Hallelujah The Hills - Have You Ever Done Something Evil?
"Have You Ever Done Something Evil?"
In a recent tech article about everyone’s favorite streaming service, Spotify, Hallelujah The Hills’ front man and songwriter, Ryan Walsh, slyly commented, “welcome to the clusterfuck”. Methinks this a spot on slogan for some new signage to be tacked up on the interstates and hung above the escalators of the roads and airports providing egress to our nation’s capital. In fact, it probably should be a webpage banner emblazoned at the top of Facebook as well. And, in reality, it could, with wicked sarcasm, be plastered in sticker form across Walsh and company’s 4th and latest album, Have You Ever Done Something Evil?, albeit with much rosier intent. Walsh takes to task our fragmented world of growing decision/indecision, illusion/disillusion with a set equally as dizzying, heaving at its brim, full of ideas both lyrical and musical. Evil is often a freight train careening on two wheels headed for a vortex toward God only knows where, but its recklessness and adrenaline-lubed nature embody its charm.
Following up its moodier predecessor, 2012’s No One Knows What Happens Next, ...Evil hits the ground sprinting on opener “We Are What We Say We Are”, jackhammer power chords and relentless bass galore, propelled by a drum kit assuredly standing on its last leg come song’s end.
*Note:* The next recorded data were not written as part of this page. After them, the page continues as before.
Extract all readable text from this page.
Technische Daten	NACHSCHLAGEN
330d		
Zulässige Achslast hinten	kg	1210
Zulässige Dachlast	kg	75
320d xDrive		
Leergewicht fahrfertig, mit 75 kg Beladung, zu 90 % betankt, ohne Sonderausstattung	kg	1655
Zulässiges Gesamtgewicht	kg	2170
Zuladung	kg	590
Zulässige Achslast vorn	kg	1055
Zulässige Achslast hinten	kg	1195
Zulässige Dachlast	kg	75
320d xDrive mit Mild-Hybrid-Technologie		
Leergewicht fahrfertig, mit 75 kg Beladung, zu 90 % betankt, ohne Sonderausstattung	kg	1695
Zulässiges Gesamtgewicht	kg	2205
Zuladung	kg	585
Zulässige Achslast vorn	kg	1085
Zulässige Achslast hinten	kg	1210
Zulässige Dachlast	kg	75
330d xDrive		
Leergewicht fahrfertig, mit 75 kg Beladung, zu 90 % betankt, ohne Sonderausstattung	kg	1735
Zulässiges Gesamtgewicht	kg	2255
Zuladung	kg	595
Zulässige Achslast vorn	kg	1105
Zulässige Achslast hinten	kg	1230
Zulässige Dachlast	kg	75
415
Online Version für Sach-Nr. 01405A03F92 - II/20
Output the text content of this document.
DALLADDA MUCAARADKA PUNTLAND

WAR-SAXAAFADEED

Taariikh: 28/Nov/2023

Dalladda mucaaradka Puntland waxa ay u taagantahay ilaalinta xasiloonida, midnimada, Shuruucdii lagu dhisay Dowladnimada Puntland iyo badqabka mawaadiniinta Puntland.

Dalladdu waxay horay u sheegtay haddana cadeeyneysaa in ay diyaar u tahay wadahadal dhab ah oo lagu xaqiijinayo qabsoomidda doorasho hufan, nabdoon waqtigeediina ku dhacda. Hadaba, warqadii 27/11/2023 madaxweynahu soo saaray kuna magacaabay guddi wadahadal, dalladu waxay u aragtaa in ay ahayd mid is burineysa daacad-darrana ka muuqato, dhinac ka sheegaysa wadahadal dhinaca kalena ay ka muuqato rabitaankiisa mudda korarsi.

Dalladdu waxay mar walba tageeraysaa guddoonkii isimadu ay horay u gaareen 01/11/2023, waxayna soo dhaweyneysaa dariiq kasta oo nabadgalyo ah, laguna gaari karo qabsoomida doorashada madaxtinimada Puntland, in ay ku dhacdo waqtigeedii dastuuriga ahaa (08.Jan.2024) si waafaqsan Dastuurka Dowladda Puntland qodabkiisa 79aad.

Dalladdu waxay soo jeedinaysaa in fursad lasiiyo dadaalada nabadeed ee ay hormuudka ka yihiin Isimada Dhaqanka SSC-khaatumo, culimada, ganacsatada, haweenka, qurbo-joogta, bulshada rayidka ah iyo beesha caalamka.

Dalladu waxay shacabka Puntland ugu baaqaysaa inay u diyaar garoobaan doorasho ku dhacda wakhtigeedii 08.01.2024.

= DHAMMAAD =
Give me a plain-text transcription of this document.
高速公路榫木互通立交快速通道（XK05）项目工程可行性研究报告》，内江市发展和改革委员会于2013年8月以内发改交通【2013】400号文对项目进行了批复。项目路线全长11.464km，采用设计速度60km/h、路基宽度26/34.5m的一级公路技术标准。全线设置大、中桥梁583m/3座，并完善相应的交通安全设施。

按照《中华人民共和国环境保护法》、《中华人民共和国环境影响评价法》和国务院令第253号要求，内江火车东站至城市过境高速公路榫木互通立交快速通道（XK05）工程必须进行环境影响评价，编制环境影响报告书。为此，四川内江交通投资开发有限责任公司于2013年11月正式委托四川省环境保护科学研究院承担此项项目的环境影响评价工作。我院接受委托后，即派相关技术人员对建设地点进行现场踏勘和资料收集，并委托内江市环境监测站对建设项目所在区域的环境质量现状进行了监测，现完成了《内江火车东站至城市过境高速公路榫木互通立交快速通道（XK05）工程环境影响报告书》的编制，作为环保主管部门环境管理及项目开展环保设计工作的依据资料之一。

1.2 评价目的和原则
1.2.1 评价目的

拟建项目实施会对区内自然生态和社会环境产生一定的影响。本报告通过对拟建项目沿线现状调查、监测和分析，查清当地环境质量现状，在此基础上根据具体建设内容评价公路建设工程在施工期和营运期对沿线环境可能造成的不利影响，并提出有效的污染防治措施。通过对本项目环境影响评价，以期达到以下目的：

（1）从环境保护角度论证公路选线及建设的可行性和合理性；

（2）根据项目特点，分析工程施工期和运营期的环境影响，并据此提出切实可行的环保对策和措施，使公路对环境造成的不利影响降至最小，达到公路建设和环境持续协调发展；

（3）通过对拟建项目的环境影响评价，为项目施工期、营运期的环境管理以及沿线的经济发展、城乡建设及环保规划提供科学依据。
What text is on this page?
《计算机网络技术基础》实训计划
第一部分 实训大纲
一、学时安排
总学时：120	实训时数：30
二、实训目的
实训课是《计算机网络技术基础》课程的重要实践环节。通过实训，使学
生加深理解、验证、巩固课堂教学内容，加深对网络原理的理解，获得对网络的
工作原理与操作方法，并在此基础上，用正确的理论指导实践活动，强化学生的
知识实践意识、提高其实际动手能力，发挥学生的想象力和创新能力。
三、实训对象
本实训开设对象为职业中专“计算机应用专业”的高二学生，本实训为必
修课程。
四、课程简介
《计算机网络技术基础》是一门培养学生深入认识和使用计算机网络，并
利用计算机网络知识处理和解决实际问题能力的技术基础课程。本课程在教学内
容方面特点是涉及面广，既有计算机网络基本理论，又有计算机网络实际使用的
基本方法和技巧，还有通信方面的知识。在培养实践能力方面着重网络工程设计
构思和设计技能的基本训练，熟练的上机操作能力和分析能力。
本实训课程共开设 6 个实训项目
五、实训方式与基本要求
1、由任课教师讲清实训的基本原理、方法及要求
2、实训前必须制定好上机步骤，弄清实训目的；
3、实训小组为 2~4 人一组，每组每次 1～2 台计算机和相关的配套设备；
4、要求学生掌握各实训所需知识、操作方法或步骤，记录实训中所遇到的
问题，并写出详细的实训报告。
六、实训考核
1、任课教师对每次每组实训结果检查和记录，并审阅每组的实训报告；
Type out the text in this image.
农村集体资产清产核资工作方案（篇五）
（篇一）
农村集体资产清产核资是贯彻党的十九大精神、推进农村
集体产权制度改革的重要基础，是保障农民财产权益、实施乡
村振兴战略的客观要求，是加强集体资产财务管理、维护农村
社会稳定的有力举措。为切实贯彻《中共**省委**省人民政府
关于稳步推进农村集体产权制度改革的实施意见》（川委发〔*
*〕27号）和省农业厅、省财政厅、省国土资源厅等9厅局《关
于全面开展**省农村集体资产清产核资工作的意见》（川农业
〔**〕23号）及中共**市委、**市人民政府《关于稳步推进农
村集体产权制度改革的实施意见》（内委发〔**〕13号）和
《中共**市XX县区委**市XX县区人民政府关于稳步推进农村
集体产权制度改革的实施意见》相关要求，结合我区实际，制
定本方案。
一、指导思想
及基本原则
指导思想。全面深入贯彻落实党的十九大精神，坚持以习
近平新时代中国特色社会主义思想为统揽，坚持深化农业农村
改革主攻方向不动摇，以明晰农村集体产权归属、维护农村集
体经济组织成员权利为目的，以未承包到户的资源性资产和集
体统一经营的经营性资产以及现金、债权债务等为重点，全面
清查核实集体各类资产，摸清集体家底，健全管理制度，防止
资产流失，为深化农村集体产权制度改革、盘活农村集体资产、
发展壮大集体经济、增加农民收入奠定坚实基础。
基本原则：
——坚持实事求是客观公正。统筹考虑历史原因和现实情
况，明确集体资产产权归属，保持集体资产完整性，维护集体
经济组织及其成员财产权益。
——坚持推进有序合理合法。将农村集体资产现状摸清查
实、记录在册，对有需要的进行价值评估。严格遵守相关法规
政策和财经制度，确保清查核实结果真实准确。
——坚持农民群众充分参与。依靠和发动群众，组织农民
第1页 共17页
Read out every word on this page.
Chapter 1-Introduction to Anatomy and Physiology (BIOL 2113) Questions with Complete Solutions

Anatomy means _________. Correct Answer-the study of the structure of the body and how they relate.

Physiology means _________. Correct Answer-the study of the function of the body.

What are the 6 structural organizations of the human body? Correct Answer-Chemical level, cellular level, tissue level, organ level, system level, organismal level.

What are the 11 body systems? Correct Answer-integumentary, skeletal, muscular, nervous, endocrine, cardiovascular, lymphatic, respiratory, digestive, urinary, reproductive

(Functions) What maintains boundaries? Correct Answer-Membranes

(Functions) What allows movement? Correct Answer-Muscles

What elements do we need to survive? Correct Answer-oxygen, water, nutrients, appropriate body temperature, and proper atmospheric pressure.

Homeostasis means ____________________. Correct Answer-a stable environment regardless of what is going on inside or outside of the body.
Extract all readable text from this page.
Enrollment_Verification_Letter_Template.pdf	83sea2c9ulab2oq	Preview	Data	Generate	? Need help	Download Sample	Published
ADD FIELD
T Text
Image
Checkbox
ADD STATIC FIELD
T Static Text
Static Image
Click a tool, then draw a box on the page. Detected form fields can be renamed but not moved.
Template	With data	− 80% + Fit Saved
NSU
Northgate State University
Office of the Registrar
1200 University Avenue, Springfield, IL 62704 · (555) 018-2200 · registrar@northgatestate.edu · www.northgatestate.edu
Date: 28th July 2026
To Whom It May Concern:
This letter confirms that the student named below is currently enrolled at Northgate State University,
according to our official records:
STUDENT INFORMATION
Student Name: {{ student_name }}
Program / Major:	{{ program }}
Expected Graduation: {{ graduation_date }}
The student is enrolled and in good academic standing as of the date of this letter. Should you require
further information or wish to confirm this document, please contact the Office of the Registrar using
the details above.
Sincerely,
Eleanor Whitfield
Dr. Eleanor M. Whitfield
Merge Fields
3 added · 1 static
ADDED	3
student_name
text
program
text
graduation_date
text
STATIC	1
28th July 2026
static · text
However, just past midway through, Walsh slams on the breaks and plaintively creaks over his unadorned guitar, “can you convince me we’re alive?” before he and his cohorts, woozily pulling themselves up from the earth, march onward with the surging title-chorus chant. It’s a novel vehicle for Walsh, a metaphysical exploration of self-definition masquerading as a zombie sci-fi epic. These types of double entendres, intentional or no, pepper the album throughout, from the NSA-age plea for privacy disguised as a sobering confrontation of domesticity in “A Domestic Zone” to the exasperated rejection of contemporary political gridlock embedded in the detailing of personal communication breakdown in “I Stand Corrected.”
Musically, Hallelujah The Hills certainly wear a ‘90s influence on their sleeve, their freewheeling shambolic raggedness owing a debt to fellow Mass rockers Dinosaur Jr, with a whiff of grunge-era Neil Young. The band do leaven their sound with healthy dollops of Moog synths and trumpet which may sound a hint cheesy and, to be honest, they are, but they lend a layer of goofball charm to their devil may care attitude. Walsh and company’s propensity for group-singing and fist-pumping anthemics, clearly right in the wheelhouse of a band sharing a home with “Sweet Caroline”-crooning drunkards in Fenway bleachers, is a bit of an acquired taste and may be a tad off-putting to some in today’s age of bed side brooding but to that I say, lighten up (!) and, in the words of Walsh himself, “fuck that noise”.
While the major drawback of the album is a flagging of its momentum over the final third, Evil rallies for its closer, “You Got Fooled”, and it’s like we’re in Groundhog Day, where we’ve awoken from our stupor only to be tossed in the morass again. Maybe that’s the point – with this life, while it doesn’t get any less absurd, we can always have another go at things. Instead of moping and putting our heads in the sand, when the shit hits the fan, we can throw our grinning heads back, brothers and sisters in arms, and dive right into the fire.